The formula used is:
`value = start + factor * ((floor(z_height / band) + .5) * band)`.
- `STEP_DELTA` and `STEP_HEIGHT`: The value changes by `STEP_DELTA`
every `STEP_HEIGHT` millimeters. The formula used is:
`value = start + step_delta * floor(z_height / step_height)`.
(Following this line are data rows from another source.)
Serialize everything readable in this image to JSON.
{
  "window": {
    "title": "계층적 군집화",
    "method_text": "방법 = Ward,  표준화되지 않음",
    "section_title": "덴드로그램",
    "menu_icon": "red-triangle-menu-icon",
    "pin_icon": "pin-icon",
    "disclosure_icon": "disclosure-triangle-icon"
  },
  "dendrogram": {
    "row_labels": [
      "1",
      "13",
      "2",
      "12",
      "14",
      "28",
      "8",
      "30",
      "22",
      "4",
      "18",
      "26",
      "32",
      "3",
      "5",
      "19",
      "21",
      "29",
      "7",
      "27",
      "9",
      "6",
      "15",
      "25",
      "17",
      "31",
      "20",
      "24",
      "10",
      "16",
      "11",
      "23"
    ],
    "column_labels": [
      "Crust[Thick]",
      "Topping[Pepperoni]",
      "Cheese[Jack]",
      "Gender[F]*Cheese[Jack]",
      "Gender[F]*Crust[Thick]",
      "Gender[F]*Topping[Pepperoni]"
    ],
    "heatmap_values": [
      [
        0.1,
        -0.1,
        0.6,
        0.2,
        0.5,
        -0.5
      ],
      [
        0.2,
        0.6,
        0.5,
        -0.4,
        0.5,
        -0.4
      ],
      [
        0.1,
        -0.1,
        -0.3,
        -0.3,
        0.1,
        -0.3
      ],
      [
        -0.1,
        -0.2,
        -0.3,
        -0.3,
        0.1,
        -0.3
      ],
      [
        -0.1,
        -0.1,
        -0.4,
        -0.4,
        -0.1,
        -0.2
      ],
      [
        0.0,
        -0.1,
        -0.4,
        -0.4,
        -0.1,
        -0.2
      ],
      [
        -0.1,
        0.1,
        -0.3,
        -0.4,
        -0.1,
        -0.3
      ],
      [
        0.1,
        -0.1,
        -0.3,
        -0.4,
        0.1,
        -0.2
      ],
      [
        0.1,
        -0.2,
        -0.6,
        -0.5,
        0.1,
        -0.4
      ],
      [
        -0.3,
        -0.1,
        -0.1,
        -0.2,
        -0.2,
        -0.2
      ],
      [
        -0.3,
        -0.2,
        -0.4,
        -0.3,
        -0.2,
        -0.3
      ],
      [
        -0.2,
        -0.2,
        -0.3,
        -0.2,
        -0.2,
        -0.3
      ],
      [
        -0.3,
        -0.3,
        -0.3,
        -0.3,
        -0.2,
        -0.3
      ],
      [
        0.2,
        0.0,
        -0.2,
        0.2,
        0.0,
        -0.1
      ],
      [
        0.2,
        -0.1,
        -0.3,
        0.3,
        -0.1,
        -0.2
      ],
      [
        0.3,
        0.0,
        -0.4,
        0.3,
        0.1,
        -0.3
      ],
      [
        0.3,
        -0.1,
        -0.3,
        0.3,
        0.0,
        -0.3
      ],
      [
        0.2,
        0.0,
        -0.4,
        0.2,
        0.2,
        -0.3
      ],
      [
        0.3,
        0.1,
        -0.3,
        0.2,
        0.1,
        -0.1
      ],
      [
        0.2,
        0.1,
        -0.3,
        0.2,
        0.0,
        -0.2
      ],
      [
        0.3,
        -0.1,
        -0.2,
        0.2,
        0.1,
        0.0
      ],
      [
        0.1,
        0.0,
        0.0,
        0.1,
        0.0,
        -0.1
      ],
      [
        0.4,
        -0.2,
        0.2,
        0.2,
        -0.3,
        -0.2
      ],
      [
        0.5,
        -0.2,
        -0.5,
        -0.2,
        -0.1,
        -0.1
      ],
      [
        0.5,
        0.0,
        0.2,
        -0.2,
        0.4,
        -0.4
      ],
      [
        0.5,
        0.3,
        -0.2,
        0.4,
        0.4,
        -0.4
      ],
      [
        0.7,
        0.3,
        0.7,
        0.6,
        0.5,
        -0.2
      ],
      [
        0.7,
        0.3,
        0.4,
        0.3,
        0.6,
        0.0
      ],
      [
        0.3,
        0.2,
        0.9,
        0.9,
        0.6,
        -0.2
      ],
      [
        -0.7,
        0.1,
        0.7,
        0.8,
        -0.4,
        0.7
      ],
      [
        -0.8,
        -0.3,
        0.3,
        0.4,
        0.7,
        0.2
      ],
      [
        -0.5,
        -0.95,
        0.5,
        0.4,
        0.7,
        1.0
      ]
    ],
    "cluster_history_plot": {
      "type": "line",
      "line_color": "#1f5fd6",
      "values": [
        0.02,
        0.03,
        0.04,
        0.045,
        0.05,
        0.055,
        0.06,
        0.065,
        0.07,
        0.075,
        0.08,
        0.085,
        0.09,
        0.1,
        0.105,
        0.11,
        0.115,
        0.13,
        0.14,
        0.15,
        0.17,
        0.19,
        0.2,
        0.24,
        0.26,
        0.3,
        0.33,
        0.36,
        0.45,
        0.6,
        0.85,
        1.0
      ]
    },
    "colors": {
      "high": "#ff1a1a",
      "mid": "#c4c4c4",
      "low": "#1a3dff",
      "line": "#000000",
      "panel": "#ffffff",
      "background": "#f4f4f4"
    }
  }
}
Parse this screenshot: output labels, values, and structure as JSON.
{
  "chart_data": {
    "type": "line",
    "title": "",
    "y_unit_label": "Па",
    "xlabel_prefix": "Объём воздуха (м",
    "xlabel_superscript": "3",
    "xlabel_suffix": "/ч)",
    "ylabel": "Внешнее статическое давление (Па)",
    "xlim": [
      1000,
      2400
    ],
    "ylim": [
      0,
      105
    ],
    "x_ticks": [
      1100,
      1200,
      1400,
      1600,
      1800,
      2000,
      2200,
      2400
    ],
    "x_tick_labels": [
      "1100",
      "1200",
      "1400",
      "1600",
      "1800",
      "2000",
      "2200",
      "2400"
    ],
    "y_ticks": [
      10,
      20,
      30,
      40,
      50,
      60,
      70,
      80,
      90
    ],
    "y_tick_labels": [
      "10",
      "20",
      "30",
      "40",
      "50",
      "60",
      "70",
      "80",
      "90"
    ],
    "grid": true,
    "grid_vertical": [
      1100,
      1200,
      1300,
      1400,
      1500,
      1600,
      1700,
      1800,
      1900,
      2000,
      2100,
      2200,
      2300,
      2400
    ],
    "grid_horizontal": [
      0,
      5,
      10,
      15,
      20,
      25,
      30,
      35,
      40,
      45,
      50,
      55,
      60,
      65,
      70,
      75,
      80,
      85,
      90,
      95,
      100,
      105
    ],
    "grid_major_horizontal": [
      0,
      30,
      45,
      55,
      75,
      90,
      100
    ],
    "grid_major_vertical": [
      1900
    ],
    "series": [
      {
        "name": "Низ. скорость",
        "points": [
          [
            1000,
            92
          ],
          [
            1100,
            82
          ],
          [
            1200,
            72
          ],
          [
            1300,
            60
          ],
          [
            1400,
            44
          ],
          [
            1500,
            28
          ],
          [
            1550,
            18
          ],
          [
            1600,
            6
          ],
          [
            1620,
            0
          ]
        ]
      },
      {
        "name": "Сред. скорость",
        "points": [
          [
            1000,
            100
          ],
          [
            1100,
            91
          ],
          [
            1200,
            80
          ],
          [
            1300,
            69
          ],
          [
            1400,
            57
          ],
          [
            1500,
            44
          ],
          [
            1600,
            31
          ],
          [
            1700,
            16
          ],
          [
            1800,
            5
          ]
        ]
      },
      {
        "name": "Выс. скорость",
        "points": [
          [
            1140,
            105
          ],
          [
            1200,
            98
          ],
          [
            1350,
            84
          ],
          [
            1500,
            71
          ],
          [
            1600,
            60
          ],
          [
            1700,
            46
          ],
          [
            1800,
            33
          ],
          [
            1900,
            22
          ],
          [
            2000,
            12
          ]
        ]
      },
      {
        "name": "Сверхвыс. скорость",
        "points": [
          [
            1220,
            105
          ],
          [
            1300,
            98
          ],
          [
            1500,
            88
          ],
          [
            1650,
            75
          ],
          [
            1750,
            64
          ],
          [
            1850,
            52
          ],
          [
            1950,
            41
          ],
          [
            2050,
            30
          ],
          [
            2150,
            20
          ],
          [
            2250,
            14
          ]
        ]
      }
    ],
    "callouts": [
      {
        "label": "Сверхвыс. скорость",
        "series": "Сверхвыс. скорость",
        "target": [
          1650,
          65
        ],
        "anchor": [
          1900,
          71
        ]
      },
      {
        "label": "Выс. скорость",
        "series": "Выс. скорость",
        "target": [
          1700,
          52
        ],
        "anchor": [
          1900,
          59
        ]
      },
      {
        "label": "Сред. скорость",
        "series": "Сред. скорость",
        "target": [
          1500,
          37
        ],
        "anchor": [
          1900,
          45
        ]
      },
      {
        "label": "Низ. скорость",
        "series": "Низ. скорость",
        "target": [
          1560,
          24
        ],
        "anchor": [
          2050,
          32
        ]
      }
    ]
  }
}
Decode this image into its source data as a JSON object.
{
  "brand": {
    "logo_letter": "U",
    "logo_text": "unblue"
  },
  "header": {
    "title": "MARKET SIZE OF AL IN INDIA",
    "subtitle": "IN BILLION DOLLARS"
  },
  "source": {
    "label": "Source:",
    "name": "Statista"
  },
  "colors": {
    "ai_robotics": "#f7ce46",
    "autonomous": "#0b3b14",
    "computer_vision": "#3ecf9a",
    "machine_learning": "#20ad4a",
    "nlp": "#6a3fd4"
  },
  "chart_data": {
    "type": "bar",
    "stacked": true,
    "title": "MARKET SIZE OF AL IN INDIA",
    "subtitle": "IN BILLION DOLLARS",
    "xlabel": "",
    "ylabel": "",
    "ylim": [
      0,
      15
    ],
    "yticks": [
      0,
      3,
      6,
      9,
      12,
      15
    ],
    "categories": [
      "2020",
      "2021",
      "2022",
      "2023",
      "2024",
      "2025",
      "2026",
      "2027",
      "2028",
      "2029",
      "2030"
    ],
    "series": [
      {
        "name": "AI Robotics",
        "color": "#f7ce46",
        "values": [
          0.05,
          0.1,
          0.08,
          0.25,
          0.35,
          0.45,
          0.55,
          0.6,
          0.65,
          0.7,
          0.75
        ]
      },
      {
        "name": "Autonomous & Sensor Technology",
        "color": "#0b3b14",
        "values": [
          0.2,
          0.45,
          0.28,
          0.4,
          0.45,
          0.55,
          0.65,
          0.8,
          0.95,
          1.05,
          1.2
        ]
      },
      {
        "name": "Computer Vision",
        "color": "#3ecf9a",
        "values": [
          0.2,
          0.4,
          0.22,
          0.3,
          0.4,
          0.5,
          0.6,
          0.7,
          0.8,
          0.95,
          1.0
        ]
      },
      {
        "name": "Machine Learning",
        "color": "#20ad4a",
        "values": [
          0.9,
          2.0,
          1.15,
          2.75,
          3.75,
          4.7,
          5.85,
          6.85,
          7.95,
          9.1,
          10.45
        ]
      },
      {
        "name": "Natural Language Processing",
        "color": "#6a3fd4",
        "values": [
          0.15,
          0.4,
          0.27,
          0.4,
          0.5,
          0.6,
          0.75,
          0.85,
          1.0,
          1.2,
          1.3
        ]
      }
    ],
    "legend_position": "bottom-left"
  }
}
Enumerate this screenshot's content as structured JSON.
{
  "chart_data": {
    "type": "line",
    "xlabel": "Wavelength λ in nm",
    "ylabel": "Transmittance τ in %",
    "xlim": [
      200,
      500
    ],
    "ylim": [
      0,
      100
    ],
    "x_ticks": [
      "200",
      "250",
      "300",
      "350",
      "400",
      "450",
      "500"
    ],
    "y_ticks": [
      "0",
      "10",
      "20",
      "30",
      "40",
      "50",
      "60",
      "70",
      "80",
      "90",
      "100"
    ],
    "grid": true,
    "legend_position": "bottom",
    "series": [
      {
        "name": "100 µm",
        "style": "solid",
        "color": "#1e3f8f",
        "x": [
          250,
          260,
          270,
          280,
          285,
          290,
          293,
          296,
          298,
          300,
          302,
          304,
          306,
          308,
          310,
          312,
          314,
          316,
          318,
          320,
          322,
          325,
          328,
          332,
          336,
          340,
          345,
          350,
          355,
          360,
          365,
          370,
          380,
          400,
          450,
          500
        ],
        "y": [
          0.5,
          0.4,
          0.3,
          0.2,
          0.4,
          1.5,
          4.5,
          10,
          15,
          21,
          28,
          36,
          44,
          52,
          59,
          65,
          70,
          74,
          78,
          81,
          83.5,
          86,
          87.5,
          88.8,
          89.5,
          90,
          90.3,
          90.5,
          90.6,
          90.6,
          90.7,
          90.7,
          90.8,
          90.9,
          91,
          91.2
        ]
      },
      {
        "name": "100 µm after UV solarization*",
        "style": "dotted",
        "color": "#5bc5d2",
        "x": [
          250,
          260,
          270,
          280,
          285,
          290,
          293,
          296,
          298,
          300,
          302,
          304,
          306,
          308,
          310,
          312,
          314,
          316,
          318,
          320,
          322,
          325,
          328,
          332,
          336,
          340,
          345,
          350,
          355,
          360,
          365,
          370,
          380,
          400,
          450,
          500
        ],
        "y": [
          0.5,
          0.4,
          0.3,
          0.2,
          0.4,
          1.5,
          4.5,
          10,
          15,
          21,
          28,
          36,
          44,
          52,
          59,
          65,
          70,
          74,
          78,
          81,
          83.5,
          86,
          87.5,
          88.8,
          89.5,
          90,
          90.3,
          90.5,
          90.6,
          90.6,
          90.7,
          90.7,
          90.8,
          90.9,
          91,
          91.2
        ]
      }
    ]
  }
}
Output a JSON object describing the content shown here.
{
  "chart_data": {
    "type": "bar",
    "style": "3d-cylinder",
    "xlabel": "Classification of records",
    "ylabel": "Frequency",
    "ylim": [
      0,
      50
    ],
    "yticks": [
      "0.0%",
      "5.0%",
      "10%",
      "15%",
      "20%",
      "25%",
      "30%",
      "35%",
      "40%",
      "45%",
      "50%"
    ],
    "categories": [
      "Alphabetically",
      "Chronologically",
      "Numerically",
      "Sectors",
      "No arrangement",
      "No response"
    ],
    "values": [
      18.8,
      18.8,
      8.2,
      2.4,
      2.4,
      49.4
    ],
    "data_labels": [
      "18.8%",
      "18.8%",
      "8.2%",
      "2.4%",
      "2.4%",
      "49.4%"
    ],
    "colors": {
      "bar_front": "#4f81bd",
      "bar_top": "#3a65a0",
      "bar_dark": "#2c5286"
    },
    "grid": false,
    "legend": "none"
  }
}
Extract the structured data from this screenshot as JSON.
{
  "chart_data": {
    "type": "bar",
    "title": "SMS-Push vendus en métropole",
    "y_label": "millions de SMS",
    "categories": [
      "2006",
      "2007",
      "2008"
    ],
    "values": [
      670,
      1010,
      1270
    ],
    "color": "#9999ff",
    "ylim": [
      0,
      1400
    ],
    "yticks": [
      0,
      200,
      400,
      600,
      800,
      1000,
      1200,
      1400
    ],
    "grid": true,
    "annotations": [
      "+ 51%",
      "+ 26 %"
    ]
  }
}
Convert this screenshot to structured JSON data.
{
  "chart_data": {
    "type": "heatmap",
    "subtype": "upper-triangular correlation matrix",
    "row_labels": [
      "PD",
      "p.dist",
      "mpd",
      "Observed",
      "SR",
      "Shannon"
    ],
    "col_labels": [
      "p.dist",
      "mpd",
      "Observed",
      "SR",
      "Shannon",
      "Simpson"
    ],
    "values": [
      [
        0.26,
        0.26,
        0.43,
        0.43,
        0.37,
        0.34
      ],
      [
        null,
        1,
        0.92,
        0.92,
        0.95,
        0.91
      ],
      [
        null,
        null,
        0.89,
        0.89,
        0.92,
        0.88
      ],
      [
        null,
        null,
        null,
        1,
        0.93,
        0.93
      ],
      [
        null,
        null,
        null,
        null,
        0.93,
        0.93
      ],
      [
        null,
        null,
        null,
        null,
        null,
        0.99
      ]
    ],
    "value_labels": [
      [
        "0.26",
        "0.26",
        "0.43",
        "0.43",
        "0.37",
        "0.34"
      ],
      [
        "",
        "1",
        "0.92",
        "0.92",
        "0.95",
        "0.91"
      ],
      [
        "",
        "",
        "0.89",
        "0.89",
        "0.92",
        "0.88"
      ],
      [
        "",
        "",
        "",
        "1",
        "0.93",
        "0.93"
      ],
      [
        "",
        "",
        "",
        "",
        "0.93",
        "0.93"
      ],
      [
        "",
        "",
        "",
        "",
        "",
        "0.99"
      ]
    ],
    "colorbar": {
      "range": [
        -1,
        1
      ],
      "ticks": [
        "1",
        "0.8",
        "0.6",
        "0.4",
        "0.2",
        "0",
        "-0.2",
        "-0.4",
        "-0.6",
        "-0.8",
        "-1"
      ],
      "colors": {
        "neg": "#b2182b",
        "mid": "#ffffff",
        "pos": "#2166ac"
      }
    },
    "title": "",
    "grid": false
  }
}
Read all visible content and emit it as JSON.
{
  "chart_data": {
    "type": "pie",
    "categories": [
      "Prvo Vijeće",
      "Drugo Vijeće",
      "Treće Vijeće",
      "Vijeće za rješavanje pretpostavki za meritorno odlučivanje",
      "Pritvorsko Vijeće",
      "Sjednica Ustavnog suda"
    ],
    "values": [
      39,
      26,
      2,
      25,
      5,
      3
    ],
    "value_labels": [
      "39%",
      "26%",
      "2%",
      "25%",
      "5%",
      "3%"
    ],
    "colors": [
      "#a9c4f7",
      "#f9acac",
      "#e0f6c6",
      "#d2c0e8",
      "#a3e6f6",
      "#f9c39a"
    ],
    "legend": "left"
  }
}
You can simply count bands or read tuning tower labels to determine
the optimum value.
### [virtual_sdcard]
Klipper supports the following standard G-Code commands if the
[virtual_sdcard config section](Config_Reference.md#virtual_sdcard) is
enabled:
- List SD card: `M20`
- Initialize SD card: `M21`
- Select SD file: `M23 <filename>`
- Start/resume SD print: `M24`
- Pause SD print: `M25`
- Set SD position: `M26 S<offset>`
- Report SD print status: `M27`
In addition, the following extended commands are available when the
"virtual_sdcard" config section is enabled.
#### SDCARD_PRINT_FILE
`SDCARD_PRINT_FILE FILENAME=<filename>`: Load a file and start SD
print.
#### SDCARD_RESET_FILE
`SDCARD_RESET_FILE`: Unload file and clear SD state.
### [z_tilt]
The following commands are available when the
[z_tilt config section](Config_Reference.md#z_tilt) is enabled.
#### Z_TILT_ADJUST
`Z_TILT_ADJUST [<probe_parameter>=<value>]`: This command will probe
the points specified in the config and then make independent
adjustments to each Z stepper to compensate for tilt. See the PROBE
command for details on the optional probe parameters.